From 1991 to 2001, an estimated 2.4 million refugees were the result of a series of interrelated wars involving the former Yugoslavia, which invaded the independent countries of Croatia, Serbia, Slovenia, Kosovo and Bosnia.

The majority of Ukrainian refugees fled to Poland, but Hungary, Romania and Slovakia, and Moldova also received refugees.
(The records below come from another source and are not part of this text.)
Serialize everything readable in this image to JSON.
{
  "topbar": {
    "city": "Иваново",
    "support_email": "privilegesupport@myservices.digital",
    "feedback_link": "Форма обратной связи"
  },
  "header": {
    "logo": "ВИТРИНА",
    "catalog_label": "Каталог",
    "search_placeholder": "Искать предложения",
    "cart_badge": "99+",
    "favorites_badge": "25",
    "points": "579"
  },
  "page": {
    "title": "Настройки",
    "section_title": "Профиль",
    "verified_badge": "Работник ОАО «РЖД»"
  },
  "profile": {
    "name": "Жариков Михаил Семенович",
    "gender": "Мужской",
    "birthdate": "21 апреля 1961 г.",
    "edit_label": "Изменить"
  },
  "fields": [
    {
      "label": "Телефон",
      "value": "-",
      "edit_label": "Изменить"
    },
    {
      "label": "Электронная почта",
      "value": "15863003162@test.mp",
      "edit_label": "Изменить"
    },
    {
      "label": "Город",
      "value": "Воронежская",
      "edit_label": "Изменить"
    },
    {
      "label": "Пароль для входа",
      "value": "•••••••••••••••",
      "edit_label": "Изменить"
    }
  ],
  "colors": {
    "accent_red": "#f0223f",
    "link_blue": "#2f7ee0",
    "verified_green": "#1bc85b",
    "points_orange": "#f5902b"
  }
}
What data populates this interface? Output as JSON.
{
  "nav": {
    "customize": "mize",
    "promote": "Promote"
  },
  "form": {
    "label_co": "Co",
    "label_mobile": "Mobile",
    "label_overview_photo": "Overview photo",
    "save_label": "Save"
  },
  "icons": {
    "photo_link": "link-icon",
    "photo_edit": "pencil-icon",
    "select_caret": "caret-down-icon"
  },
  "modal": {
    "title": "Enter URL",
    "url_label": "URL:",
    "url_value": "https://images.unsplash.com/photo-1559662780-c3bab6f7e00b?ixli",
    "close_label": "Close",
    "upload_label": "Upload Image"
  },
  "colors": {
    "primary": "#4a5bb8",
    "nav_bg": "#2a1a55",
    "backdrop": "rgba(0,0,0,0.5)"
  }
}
Some Ukrainians were also able to relocate to third country destinations, including Canada, the United States, the United Kingdom, and Germany.



Read more: Canada must welcome Afghan refugees just as much as Ukrainians


Ukrainians displaced or trapped

But the UNHCR estimates that more than seven million Ukrainians have been displaced within the country, especially those who fled the intense fighting in eastern Ukraine for the western city of Lviv, and those who fled Kiev while the country’s capital was under siege. wash.

If both refugees and internally displaced individuals are counted, more than a quarter of Ukraine’s population is now displaced.

A Woman With Gray Hair Stares Sadly Out Of A Bus Window.
An internally displaced elderly woman from Mariupol looks out of a bus window as she arrives at a refugee center after fleeing Russian attacks in April 2022.
( Associated Press Photo / Leo Correa)

Still others are trapped and unable to leave their devastated homes and communities, which essentially means they have been displaced without being able to leave.

Although there have been recent reports of people returning to parts of Ukraine as Russian forces have withdrawn, the war shows no signs of stopping, making it more than likely that both refugee flows and internal displacement will continue to grow.

It took less than 11 weeks for the Russia-Ukraine conflict to become the largest trigger for human displacement in Europe since the entire six years of World War II.

Given that Ukraine’s population is 44 million, it is quite possible that the ongoing conflict could lead to refugee flows surpassing those of World War II.